En février 1970, je commence avec Einstein à percevoir ce que relativiser veut dire: « Si ma théorie de la relativité est prouvée, l’Allemagne me revendiquera comme Allemand et la France déclarera que je suis citoyen du monde. Mais si ma théorie est fausse, la France dira que je suis Allemand et l’Allemagne déclarera que je suis juif. » Je m’informe toujours et encore. A cette époque, Nixon remplace par l’armée les postiers en grève au nom de l’intérêt général, le directeur de la Cause du peuple, Jean-Pierre Le Dantec, est arrêté pour apologie de meurtre, les gardes mobiles chargent les honnêtes commerçants qui soutiennent Nicoud. La paix est assurée par l’Etat et les marchés. Je suis les cours de la fac de sciences économiques avec un chapeau haut de forme. Les études universitaires m’ennuient, je ne peux plus supporter les profs, je passe le permis poids lourds en mars 1970. Ma décision est prise, je veux faire chauffeur routier. Mon père m’en a dissuadé, disant très justement que s’il avait payé mes études jusque là, ce n’était pas pour que j’abandonne en route. J’ai trouvé cela logique, va pour la maîtrise en quatre ans.
Je note : « On oublie trop souvent le long terme pour le court terme, on oublie trop souvent de placer l’intérêt de l’espèce avant celui de la nation, d’une classe, de l’individu. Le fonctionnement réel de l’économie étouffe la clairvoyance sociale. » Je progresse dans ma réflexion.
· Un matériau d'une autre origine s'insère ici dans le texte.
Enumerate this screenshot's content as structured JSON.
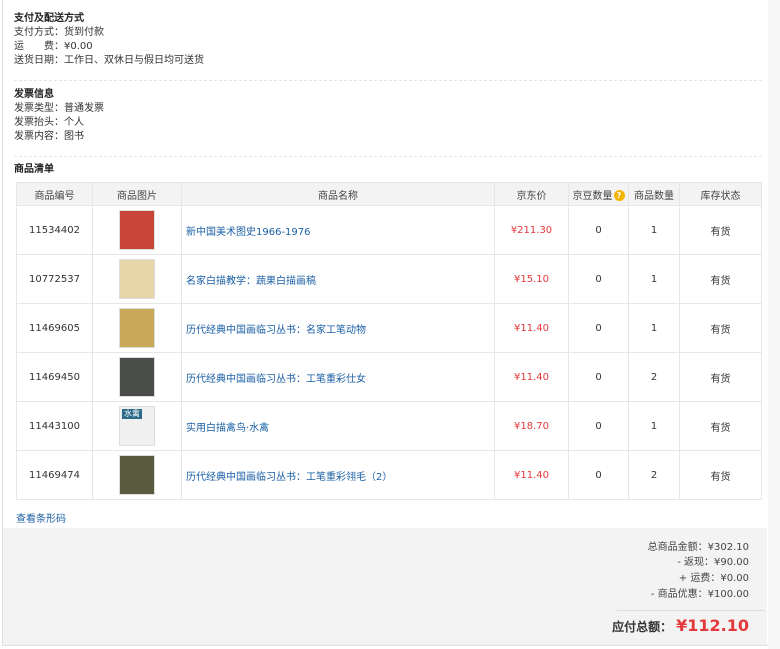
{
  "payment_shipping": {
    "title": "支付及配送方式",
    "lines": [
      {
        "label": "支付方式：",
        "value": "货到付款"
      },
      {
        "label": "运　　费：",
        "value": "¥0.00"
      },
      {
        "label": "送货日期：",
        "value": "工作日、双休日与假日均可送货"
      }
    ]
  },
  "invoice": {
    "title": "发票信息",
    "lines": [
      {
        "label": "发票类型：",
        "value": "普通发票"
      },
      {
        "label": "发票抬头：",
        "value": "个人"
      },
      {
        "label": "发票内容：",
        "value": "图书"
      }
    ]
  },
  "product_list": {
    "title": "商品清单",
    "headers": {
      "id": "商品编号",
      "image": "商品图片",
      "name": "商品名称",
      "price": "京东价",
      "beans": "京豆数量",
      "qty": "商品数量",
      "stock": "库存状态"
    },
    "rows": [
      {
        "id": "11534402",
        "name": "新中国美术图史1966-1976",
        "price": "¥211.30",
        "beans": "0",
        "qty": "1",
        "stock": "有货",
        "thumb_color": "#c8453a"
      },
      {
        "id": "10772537",
        "name": "名家白描教学：蔬果白描画稿",
        "price": "¥15.10",
        "beans": "0",
        "qty": "1",
        "stock": "有货",
        "thumb_color": "#e7d7a8"
      },
      {
        "id": "11469605",
        "name": "历代经典中国画临习丛书：名家工笔动物",
        "price": "¥11.40",
        "beans": "0",
        "qty": "1",
        "stock": "有货",
        "thumb_color": "#caa85a"
      },
      {
        "id": "11469450",
        "name": "历代经典中国画临习丛书：工笔重彩仕女",
        "price": "¥11.40",
        "beans": "0",
        "qty": "2",
        "stock": "有货",
        "thumb_color": "#4b4d4a"
      },
      {
        "id": "11443100",
        "name": "实用白描禽鸟·水禽",
        "price": "¥18.70",
        "beans": "0",
        "qty": "1",
        "stock": "有货",
        "thumb_color": "#f0f0f0",
        "thumb_text": "水禽"
      },
      {
        "id": "11469474",
        "name": "历代经典中国画临习丛书：工笔重彩翎毛（2）",
        "price": "¥11.40",
        "beans": "0",
        "qty": "2",
        "stock": "有货",
        "thumb_color": "#5a5a3e"
      }
    ],
    "barcode_link": "查看条形码"
  },
  "summary": {
    "lines": [
      {
        "label": "总商品金额：",
        "value": "¥302.10"
      },
      {
        "label": "- 返现：",
        "value": "¥90.00"
      },
      {
        "label": "+ 运费：",
        "value": "¥0.00"
      },
      {
        "label": "- 商品优惠：",
        "value": "¥100.00"
      }
    ],
    "total_label": "应付总额：",
    "total_value": "¥112.10"
  },
  "colors": {
    "price_red": "#e4393c",
    "link_blue": "#1a5fa5",
    "help_icon": "#f2b400"
  }
}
Je m’insurge contre les connaissances théoriques, la concurrence « pure et parfaite », le noumène opposé au phénomène quand des gens crèvent de faim, quand le canon sert encore à rectifier les frontières. Je m’insurge contre les courbes sans fondement statistique, pour des équations sans rime ni raison. Poser I = S (Investissement = épargne), c’est par exemple attribuer sa raison d’être à la distinction épargnant-entrepreneur, c’est justifier la préférence pour la liquidité des classes pauvres et les encaisses monétaires du gratin financier. La bourse me semble un marché de dupes, le taux d’intérêt n’a pas de fondement autre que le coût de transaction.
Octobre 1970, je commence ma quatrième année de sciences économiques, option économétrie. Planification indicative à la française, planification impérative à la soviétique, autogestion yougoslave, tout est possible. Les pratiques gouvernementales testent toutes les options. Que choisir ? Je distribue en TP un hebdo qui vient d’être interdit par le ministre Marcellin (Hara-Kiri du 16 novembre 1970 avec en couverture « Bal tragique à Colombey : 1 mort »… De Gaulle vient de mourir). Chaque membre du groupe en a un exemplaire, je soutiens Hara-Kiri à fonds perdu. De là je débouche sur une critique de la planification : parler de planification est un acte politique… Or à l’heure actuelle les politiciens ne savent plus où aller… La preuve, Hara-Kiri qui est interdit. Plutôt que d’interdire une revue, ne vaut-il pas mieux interdire par exemple la discrimination des salaires ? Avant de parler de planification économique, ne vaudrait-il pas mieux aborder la planification de la pensée, etc. J’invente la dynamique de groupe sans en avoir les rudiments. N’importe quoi sans doute, mais au moins je m’implique collectivement.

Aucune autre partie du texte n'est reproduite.